Fasciné autrefois par les promesses du numérique, Gilles Babinet alerte aujourd’hui sur la dérive réactionnaire et individualiste de la Silicon Valley, où l’intelligence artificielle devient un outil de suprématie militaire et économique. Face à des géants technologiques dopés à l’idéologie accélérationniste, il plaide pour un sursaut politique et une véritable souveraineté européenne afin d’éviter une fracture sociale irréversible. L’enjeu dépasse la technologie pour s’ancrer dans l’anthropologie : préserver notre modèle social et notre conscience collective humaine face à l’hégémonie marchande du silicium.
Points clés
- L’affaire Snowden (2011) et le scandale Cambridge Analytica ont provoqué la rupture de Gilles Babinet avec le dogme d’un numérique exclusivement bienveillant et inclusif
- Le déploiement de modèles prédictifs et d’entreprises comme Palantir sur des théâtres d’opérations géopolitiques transforme les conflits modernes en remplaçant la guerre déterministe par une guerre probabiliste
- Le rachat de Twitter par Elon Musk a drastiquement altéré la neutralité de l’algorithme, amplifiant considérablement la viralité des contenus d’extrême droite
- L’influence idéologique du mouvement “Dark Enlightenment” gagne du terrain dans la Silicon Valley, portée par des figures comme Peter Thiel qui financent massivement des politiciens (comme J.D. Vance) pour bousculer les institutions
- Traumatisée par la victoire de l’algorithme AlphaGo en 2016, la Chine de Xi Jinping a érigé la maîtrise de l’intelligence artificielle en immense priorité d’État, diffusant cette acculturation jusqu’aux chauffeurs de taxi
- L’Union Européenne se trouve bloquée par une gouvernance dysfonctionnelle (règle de l’unanimité à 27 États) l’empêchant de créer un rapport de force réglementaire et technologique suffisant face aux GAFAM
- La surexposition aux écrans, atteignant 7h15 par jour hors travail aux États-Unis, détruit mécaniquement l’engagement civique et occulte les indispensables “conversations désagréables” démontrées par le politologue Robert Putnam
- Sam Altman (OpenAI) a officiellement révisé ses prévisions à la baisse, reconnaissant publiquement que la destruction de l’emploi cognitif ne se fera pas du jour au lendemain
À retenir
Pour survivre à l’apocalypse algorithmique qui nous pend au nez, la méthode de survie est finalement assez simple.
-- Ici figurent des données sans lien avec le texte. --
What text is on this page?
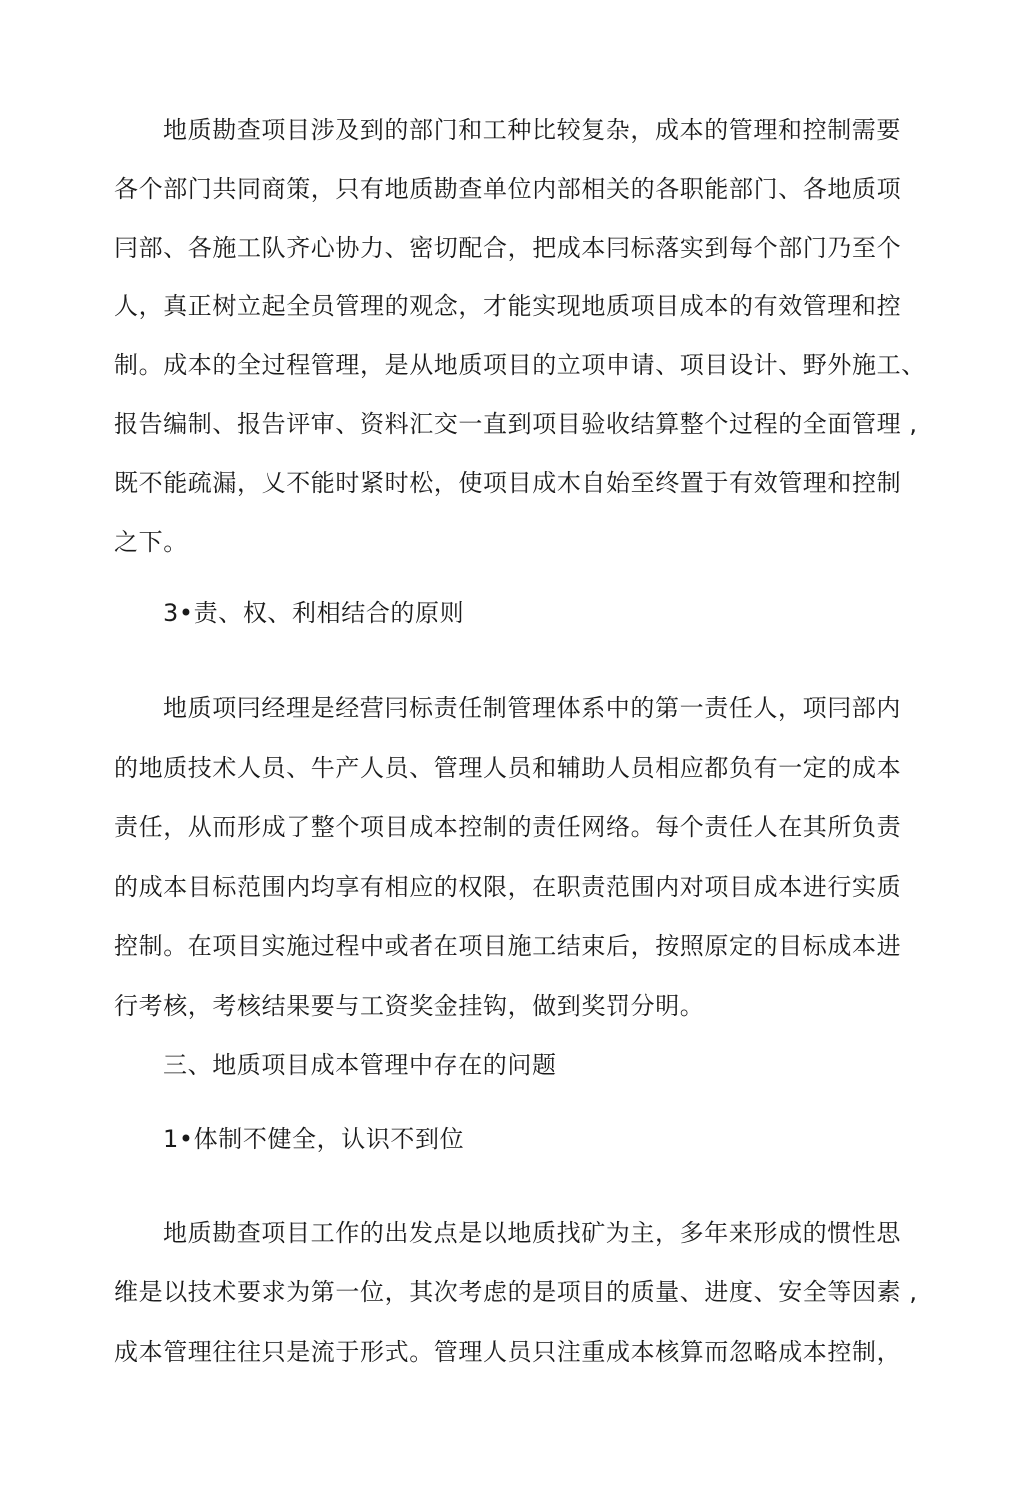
地质勘查项目涉及到的部门和工种比较复杂，成本的管理和控制需要
各个部门共同商策，只有地质勘查单位内部相关的各职能部门、各地质项
冃部、各施工队齐心协力、密切配合，把成本冃标落实到每个部门乃至个
人，真正树立起全员管理的观念，才能实现地质项目成本的有效管理和控
制。成本的全过程管理，是从地质项目的立项申请、项目设计、野外施工、
报告编制、报告评审、资料汇交一直到项目验收结算整个过程的全面管理 ,
既不能疏漏，乂不能时紧时松，使项目成木自始至终置于有效管理和控制
之下。
3•责、权、利相结合的原则
地质项冃经理是经营冃标责任制管理体系中的第一责任人，项冃部内
的地质技术人员、牛产人员、管理人员和辅助人员相应都负有一定的成本
责任，从而形成了整个项目成本控制的责任网络。每个责任人在其所负责
的成本目标范围内均享有相应的权限，在职责范围内对项目成本进行实质
控制。在项目实施过程中或者在项目施工结束后，按照原定的目标成本进
行考核，考核结果要与工资奖金挂钩，做到奖罚分明。
三、地质项目成本管理中存在的问题
1•体制不健全，认识不到位
地质勘查项目工作的出发点是以地质找矿为主，多年来形成的惯性思
维是以技术要求为第一位，其次考虑的是项目的质量、进度、安全等因素 ,
成本管理往往只是流于形式。管理人员只注重成本核算而忽略成本控制，
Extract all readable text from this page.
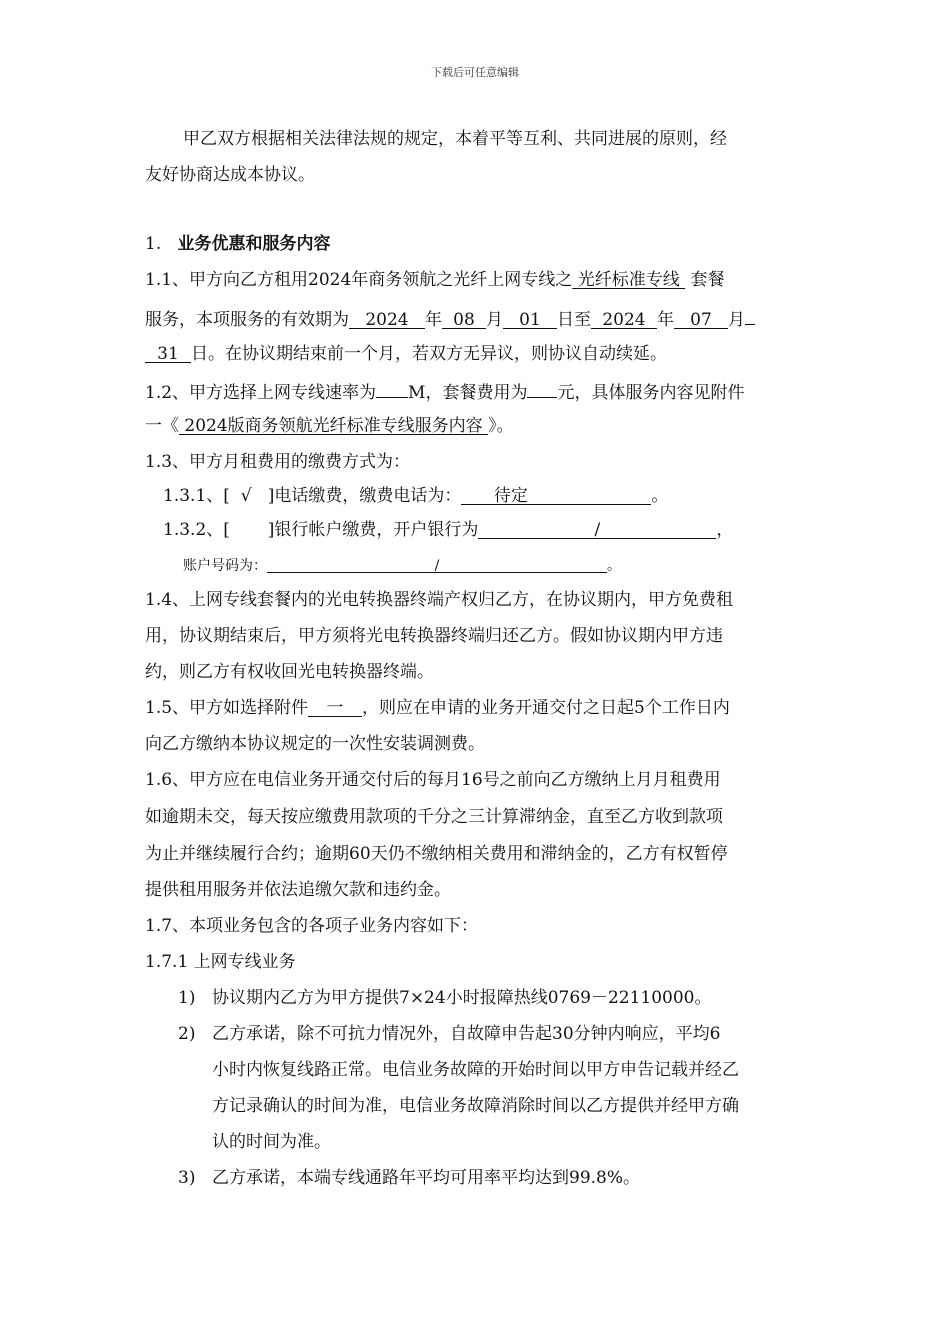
下载后可任意编辑
甲乙双方根据相关法律法规的规定，本着平等互利、共同进展的原则，经
友好协商达成本协议。
1. 业务优惠和服务内容
1.1、甲方向乙方租用2024年商务领航之光纤上网专线之 光纤标准专线 套餐
服务，本项服务的有效期为 2024 年 08 月 01 日至 2024 年 07 月
31 日。在协议期结束前一个月，若双方无异议，则协议自动续延。
1.2、甲方选择上网专线速率为 M，套餐费用为 元，具体服务内容见附件
一《 2024版商务领航光纤标准专线服务内容 》。
1.3、甲方月租费用的缴费方式为：
1.3.1、[ √ ]电话缴费，缴费电话为： 待定	。
1.3.2、[ ]银行帐户缴费，开户银行为	/	，
账户号码为：	/	。
1.4、上网专线套餐内的光电转换器终端产权归乙方，在协议期内，甲方免费租
用，协议期结束后，甲方须将光电转换器终端归还乙方。假如协议期内甲方违
约，则乙方有权收回光电转换器终端。
1.5、甲方如选择附件 一 ，则应在申请的业务开通交付之日起5个工作日内
向乙方缴纳本协议规定的一次性安装调测费。
1.6、甲方应在电信业务开通交付后的每月16号之前向乙方缴纳上月月租费用
如逾期未交，每天按应缴费用款项的千分之三计算滞纳金，直至乙方收到款项
为止并继续履行合约；逾期60天仍不缴纳相关费用和滞纳金的，乙方有权暂停
提供租用服务并依法追缴欠款和违约金。
1.7、本项业务包含的各项子业务内容如下：
1.7.1 上网专线业务
1) 协议期内乙方为甲方提供7×24小时报障热线0769－22110000。
2) 乙方承诺，除不可抗力情况外，自故障申告起30分钟内响应，平均6
小时内恢复线路正常。电信业务故障的开始时间以甲方申告记载并经乙
方记录确认的时间为准，电信业务故障消除时间以乙方提供并经甲方确
认的时间为准。
3) 乙方承诺，本端专线通路年平均可用率平均达到99.8%。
Commencez par méditer au moins une heure par jour, histoire de ne pas vriller biologiquement face à l’évolution frénétique des technologies. Ensuite, osez poser votre smartphone et tentez ce concept radical : ayez de nouveau de vraies conversations, même désagréables, avec vos voisins, vos boulangers ou vos collègues. Enfin, prenez la peine de vous éduquer sur l’intelligence artificielle plutôt que de la subir, avant qu’un milliardaire californien convaincu d’être le nouveau messie ne décide de disrupter votre existence entière par un simple e-mail d’optimisation comptable. Devenez humain, reprenez le contrôle.